Dokuz öykü. Dokuzuncunun sonu birinciye bağlanmış, öykü kitabı diye başlayıp öyküler arasındaki usta işi geçiş ve bağlantılarla okuru sürükleyen hayran kaldığım bir kitap. Kavukçu nasıl ve neden yazdığını da anlatmak ister gibi. Yazar anlatıcı, anlatıcı öykü kahramanı birbirine karışıp gidiyor. Uzun bir rüyanın içinde geziyor okuyucu. Daha doğrusu yazar bizi elimizden tutup rüyasında gezdiriyor. Tarık Dursun K. bu kitap için “utangaç bir roman” demiş. Öyle gerçekten. Küçük bir çocuğun öğle uykusunda gördüğü rüyadan çıkıp, yazarın uykusundan uyanmasıyla çözülüyor. Öykü sevenlere şiddetle tavsiye ederim. “Kendine varmanın yolu biraz da başka şeylerden vazgeçmek değil midir ?”
Böyle büyük bir kalemle bu kadar geç tanıştığım için pişman; geç de olsa tanıştığım için sanşlıyım. Kuraklık yaşayan Türk edebiyatına nefes aldıran ender isimlerden biri. Öykülerindeki karakterleri farklı öykülerde bir araya getirmesi çok özel. Bir de okuyucunun hikayenin nasıl ilerlemesini istediğini bilir bir yazısı var. Böyle dişlerinizi sıkarak değil de ferahlık içinde bitiriyorsunuz hikayeleri.
Birbirinin içine geçen öyküler. Uyku ile uyanıklık arasında bir adam, yazar. Rüyalar, başkasının rüyaları. Hayaller. Gerçekle, geçmişle ve olabileceklerle harmanlanmış kesitler hayattan. Karga Vahit, Nur, marketteki kasiyer, nam Kadir, Eran Kaptan.
Paul Auster’in New York üçlemesindeki bir bölümü anımsattı bana bu kitap. Kişiler, öyküler, yazar, yazarın hayali, hep üçüncü göz olarak kitabın karşısında olan “Biz”. Keyif alarak okuduğum, toplumsal yansımaları da barından güzel bir kitaptı.
Okuduğum ilk Cemil Kavukçu kitabıydı. İçinde dokuz öykü bulunan eserde benim en çok beğendiğim şey öykülerin kendi içindeki bağı oldu.

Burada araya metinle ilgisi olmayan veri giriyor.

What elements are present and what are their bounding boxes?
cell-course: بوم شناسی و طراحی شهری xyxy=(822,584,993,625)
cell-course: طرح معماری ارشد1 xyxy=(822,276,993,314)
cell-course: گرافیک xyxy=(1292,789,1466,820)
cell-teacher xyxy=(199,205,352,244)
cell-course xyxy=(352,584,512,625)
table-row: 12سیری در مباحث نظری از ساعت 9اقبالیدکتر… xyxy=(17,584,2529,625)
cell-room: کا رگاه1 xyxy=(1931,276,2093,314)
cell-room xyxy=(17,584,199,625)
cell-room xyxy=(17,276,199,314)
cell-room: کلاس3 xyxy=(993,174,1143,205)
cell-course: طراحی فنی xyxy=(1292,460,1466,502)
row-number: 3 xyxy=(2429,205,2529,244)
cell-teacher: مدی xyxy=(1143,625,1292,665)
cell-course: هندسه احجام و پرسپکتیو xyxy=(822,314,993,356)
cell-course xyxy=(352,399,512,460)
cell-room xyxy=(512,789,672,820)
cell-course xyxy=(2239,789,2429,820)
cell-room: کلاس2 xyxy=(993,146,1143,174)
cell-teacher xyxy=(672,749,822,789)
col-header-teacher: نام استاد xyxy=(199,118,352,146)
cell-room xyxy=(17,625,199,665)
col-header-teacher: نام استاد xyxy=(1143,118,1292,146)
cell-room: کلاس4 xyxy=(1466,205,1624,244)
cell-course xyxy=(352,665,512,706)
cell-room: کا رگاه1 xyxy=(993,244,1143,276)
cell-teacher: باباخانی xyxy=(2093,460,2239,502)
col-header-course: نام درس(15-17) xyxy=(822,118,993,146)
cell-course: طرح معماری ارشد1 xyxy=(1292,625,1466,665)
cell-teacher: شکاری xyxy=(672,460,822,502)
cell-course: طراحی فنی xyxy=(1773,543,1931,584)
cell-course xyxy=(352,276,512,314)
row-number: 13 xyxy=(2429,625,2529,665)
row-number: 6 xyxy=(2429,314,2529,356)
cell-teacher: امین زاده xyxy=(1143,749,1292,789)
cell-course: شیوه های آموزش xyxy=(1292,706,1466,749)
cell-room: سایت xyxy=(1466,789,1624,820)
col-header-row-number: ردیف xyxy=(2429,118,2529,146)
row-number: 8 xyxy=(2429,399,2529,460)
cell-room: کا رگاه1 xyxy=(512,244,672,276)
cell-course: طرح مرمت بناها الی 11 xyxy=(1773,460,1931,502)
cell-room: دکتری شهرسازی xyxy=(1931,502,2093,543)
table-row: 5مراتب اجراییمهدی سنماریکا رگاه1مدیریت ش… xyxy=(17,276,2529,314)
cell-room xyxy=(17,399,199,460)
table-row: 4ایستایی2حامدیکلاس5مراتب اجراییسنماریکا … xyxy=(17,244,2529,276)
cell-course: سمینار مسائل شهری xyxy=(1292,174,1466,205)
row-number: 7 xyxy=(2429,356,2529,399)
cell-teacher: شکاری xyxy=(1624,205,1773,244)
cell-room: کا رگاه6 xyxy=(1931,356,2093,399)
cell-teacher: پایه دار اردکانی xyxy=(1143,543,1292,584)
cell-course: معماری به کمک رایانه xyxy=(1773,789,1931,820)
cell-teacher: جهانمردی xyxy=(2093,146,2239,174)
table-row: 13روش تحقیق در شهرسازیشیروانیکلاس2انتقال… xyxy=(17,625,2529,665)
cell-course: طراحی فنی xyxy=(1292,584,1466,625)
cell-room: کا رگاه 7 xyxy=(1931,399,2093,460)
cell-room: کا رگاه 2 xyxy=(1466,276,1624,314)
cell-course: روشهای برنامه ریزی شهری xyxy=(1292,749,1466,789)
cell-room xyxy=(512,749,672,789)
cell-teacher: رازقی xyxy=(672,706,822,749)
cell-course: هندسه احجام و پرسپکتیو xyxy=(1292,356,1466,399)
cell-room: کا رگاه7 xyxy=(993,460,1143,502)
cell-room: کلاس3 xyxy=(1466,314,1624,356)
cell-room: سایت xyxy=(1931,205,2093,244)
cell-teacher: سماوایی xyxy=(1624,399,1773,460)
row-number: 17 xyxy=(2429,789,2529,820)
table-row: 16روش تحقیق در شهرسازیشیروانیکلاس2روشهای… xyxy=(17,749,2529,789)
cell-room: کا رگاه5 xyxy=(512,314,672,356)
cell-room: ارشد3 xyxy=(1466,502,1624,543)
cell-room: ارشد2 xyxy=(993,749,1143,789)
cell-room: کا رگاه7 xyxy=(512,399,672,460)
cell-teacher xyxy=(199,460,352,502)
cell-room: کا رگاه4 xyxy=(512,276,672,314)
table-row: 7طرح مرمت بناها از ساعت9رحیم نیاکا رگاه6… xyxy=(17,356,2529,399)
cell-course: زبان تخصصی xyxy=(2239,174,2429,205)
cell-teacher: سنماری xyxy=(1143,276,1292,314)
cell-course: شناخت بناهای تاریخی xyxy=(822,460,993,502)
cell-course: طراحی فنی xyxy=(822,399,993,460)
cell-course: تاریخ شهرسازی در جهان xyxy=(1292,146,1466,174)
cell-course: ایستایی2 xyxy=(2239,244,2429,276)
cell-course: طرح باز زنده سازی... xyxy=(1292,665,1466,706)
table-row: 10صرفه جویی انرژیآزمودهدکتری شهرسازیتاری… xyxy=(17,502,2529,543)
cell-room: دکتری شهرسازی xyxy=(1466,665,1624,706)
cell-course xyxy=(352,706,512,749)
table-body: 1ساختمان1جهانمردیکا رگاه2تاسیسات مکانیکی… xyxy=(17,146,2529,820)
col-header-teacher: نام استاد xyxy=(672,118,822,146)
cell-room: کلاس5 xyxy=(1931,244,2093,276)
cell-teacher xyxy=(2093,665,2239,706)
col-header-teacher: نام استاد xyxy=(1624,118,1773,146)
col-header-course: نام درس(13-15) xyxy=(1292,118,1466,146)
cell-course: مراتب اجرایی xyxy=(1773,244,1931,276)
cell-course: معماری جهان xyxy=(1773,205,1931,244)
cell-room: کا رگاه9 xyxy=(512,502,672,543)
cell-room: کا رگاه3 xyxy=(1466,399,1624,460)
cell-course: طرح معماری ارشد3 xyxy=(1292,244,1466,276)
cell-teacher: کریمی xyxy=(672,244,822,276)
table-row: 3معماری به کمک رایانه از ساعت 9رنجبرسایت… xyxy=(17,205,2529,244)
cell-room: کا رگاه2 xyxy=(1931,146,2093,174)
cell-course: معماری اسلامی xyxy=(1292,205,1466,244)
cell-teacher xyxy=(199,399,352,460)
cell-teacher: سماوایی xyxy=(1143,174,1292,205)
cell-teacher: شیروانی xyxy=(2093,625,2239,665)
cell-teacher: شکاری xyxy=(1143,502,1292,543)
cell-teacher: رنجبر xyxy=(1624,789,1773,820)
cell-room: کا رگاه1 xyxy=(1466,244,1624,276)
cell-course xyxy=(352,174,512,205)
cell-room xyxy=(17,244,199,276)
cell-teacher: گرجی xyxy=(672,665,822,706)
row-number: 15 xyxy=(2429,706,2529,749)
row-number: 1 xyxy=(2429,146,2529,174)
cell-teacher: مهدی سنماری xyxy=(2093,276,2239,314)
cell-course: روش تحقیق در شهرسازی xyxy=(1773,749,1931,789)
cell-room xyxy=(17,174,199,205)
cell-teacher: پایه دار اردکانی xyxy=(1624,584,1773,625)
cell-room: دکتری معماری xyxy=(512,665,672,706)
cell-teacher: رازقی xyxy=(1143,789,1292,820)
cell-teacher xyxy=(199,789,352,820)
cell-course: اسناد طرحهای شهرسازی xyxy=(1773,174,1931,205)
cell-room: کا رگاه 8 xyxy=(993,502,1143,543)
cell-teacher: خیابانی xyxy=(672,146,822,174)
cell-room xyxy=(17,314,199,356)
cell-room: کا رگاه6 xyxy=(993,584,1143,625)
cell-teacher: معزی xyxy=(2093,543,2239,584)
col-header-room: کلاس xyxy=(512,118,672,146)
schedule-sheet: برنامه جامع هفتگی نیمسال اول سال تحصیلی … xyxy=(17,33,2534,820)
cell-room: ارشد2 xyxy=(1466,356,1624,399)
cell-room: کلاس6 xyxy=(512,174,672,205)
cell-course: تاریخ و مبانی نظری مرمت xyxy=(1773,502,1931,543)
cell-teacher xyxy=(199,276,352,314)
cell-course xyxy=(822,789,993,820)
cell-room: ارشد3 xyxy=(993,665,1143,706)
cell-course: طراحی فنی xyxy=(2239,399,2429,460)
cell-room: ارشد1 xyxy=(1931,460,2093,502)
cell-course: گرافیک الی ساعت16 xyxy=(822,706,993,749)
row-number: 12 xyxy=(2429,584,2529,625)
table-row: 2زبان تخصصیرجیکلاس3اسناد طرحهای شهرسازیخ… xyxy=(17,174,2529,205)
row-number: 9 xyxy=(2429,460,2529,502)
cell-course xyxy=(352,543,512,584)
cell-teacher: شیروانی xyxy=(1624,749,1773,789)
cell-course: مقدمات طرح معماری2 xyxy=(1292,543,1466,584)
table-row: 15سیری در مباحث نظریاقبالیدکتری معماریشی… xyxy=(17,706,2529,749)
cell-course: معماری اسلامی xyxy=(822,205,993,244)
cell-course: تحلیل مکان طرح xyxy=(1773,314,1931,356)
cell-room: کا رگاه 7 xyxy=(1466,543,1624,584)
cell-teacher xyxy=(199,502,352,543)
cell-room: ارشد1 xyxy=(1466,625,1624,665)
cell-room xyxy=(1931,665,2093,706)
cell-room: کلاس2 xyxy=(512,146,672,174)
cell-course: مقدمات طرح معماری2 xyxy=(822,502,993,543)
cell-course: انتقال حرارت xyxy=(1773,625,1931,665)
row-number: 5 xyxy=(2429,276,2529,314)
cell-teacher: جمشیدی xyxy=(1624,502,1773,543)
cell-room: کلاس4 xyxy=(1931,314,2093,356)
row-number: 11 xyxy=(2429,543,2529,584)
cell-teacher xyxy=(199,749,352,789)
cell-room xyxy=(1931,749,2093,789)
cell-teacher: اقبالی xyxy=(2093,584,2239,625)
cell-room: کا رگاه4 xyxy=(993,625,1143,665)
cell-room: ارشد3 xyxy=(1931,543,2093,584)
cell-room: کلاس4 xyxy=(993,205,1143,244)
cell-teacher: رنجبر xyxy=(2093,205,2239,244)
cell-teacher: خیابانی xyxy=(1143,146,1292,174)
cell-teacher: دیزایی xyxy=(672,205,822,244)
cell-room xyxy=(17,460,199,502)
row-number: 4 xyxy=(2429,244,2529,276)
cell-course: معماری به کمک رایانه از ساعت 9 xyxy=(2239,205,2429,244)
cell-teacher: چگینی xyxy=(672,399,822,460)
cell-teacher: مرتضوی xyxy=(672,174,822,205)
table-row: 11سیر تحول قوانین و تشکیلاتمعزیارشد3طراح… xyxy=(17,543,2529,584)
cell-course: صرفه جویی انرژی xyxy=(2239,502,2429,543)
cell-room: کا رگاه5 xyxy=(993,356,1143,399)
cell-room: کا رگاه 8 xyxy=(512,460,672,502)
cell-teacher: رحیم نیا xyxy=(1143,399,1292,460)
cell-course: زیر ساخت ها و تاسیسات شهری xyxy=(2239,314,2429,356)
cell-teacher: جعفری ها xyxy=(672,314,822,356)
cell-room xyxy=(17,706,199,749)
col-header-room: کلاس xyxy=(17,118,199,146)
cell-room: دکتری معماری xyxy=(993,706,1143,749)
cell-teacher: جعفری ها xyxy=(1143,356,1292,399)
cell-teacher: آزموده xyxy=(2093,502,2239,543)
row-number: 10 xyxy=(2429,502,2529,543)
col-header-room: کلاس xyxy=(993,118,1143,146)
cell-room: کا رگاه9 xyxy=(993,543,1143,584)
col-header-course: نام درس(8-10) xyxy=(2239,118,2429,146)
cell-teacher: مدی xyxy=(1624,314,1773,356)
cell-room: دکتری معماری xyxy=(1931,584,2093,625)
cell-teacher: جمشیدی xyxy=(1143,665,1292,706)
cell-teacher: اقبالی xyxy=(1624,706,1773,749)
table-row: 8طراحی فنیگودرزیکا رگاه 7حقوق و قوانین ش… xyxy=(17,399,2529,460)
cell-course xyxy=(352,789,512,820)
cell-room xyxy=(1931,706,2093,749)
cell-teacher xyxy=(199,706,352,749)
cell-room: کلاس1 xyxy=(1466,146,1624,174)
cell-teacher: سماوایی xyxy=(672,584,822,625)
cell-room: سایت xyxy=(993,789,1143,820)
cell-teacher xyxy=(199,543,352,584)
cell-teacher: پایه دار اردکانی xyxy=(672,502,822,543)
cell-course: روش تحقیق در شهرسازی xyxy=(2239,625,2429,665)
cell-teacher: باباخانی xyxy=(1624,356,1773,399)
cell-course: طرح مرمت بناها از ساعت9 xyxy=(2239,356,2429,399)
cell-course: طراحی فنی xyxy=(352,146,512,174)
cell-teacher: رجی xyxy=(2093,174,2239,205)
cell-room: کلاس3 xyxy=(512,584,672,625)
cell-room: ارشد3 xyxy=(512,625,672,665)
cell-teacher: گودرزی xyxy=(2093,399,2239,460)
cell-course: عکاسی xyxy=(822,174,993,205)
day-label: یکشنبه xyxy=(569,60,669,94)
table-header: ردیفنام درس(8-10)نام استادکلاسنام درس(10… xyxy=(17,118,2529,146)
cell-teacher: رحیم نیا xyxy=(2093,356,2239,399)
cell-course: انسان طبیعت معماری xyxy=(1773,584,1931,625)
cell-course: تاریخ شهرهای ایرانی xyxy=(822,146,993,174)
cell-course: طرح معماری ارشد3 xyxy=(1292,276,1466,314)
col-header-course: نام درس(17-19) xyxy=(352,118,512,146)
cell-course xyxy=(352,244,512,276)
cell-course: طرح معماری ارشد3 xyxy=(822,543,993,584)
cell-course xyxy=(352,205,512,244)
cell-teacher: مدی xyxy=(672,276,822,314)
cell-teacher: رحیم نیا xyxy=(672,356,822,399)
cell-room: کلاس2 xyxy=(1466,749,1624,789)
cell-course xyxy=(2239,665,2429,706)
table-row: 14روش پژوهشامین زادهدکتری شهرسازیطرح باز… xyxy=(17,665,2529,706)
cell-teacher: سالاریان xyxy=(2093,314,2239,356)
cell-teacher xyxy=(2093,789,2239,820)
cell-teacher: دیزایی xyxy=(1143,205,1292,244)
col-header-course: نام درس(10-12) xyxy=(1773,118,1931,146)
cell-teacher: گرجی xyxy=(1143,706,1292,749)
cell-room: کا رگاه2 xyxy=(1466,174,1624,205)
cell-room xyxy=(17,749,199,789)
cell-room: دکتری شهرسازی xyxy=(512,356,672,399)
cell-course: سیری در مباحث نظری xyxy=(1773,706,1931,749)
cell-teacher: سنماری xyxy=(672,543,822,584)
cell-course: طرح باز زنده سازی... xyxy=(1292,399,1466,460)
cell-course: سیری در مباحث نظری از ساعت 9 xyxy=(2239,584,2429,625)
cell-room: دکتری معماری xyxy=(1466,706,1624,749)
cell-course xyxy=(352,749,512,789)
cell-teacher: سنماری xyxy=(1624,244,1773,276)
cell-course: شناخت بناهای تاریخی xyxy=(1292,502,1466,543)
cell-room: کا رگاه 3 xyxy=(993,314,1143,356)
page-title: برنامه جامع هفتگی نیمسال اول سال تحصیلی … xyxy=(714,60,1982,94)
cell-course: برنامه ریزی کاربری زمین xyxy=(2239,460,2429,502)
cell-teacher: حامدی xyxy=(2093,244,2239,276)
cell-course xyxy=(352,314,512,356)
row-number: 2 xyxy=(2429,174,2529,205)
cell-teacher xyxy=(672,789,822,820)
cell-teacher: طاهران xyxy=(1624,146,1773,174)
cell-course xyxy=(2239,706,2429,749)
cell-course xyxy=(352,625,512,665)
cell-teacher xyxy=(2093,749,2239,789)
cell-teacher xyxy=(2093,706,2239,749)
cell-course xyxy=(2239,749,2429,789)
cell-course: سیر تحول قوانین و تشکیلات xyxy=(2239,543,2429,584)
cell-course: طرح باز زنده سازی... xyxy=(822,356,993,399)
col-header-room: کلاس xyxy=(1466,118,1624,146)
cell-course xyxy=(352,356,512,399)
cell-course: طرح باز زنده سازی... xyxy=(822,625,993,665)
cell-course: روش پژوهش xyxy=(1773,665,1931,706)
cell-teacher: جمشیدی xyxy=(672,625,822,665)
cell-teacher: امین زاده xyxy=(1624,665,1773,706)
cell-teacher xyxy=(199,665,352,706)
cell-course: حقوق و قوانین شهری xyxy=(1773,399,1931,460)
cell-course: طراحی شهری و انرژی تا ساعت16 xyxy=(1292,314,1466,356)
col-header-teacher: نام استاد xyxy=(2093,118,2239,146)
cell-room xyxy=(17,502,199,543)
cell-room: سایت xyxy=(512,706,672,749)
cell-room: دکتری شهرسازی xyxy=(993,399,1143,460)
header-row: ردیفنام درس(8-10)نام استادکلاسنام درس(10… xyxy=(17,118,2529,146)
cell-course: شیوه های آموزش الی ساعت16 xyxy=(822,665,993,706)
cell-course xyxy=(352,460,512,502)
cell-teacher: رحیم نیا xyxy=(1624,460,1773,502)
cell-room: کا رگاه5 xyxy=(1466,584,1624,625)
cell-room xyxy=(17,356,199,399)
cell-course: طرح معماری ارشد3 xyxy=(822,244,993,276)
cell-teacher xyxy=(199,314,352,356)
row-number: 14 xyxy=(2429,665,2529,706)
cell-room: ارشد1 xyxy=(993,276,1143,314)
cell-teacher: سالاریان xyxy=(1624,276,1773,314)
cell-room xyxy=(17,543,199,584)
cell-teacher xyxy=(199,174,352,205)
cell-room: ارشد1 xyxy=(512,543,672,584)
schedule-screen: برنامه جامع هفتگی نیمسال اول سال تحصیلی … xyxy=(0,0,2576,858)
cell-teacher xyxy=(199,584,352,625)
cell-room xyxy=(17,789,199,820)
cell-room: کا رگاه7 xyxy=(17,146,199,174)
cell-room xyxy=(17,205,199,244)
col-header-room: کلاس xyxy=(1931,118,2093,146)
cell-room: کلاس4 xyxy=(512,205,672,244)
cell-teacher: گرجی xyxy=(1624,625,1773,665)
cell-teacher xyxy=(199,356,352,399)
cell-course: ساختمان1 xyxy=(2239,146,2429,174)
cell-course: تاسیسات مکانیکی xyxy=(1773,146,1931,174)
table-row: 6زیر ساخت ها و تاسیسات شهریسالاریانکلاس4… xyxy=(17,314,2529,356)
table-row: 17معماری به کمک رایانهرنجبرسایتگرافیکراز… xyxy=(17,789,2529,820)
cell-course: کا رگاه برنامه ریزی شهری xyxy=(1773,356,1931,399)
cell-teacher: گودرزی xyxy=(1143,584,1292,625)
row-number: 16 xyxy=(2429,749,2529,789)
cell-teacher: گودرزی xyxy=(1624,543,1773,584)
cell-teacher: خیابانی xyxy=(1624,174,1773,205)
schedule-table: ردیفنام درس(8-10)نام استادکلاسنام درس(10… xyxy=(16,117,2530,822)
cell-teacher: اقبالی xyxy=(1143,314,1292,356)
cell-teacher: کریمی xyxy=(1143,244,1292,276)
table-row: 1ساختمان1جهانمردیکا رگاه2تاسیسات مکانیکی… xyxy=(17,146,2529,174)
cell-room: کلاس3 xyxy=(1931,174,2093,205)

Öykü kahramanlarının hiç beklemediğimiz anda bambaşka bir girizgahla başlayan başka bir öyküde birden karşıma çıkması hem okuru şaşırtıyor hem de öykü içinde öykü ya da rüya içinde rüya izlenimi bırakıyor.
Cemil Kavukçu rüya gibi öyküler yazmış bu kitabında da. Öykülerin birbirinin içine geçtiği yerlerde buruk bir mutluluk hissettim. Yalın anlatımı ile az kelime kullanarak bu kadar şey anlatabilmesine hayran kaldım.
tüm kurguyu, işlenişini her şeyi ÇOK sevdim. bölümlerin birbirlerine bağlanışı, karakterlerin ortaklığı çok çok iyiydi. minik plot twistlerle✨ dolu akıp giden bir kitaptı.
Hikayeler birbirine göz kırpıyor, hatta bazı yerlerde iyiden iyiye iç içe geçiyor, bu da kitaba fevkalade bir bütünlük katıyor. Bir noktada hangisi rüya, hangisi hayal, hangisi gerçek, hangisi söylenti birbirine karışıyor, ve bence tam da burada okuyucunun aldığı zevk zirveye çıkıyor. Kaleminize sağlık. Öykülerinizdeki yalın dil ve akıcılıktan çok etkilendim.
Müstakil öykülerden bir roman kurulmuş. Keyifle okunuyor. Kavukçu'nun üslubu, Türk öykücülüğünde yabana atılmaması ve muhakkak tadına bakılması gereken bir lezzet.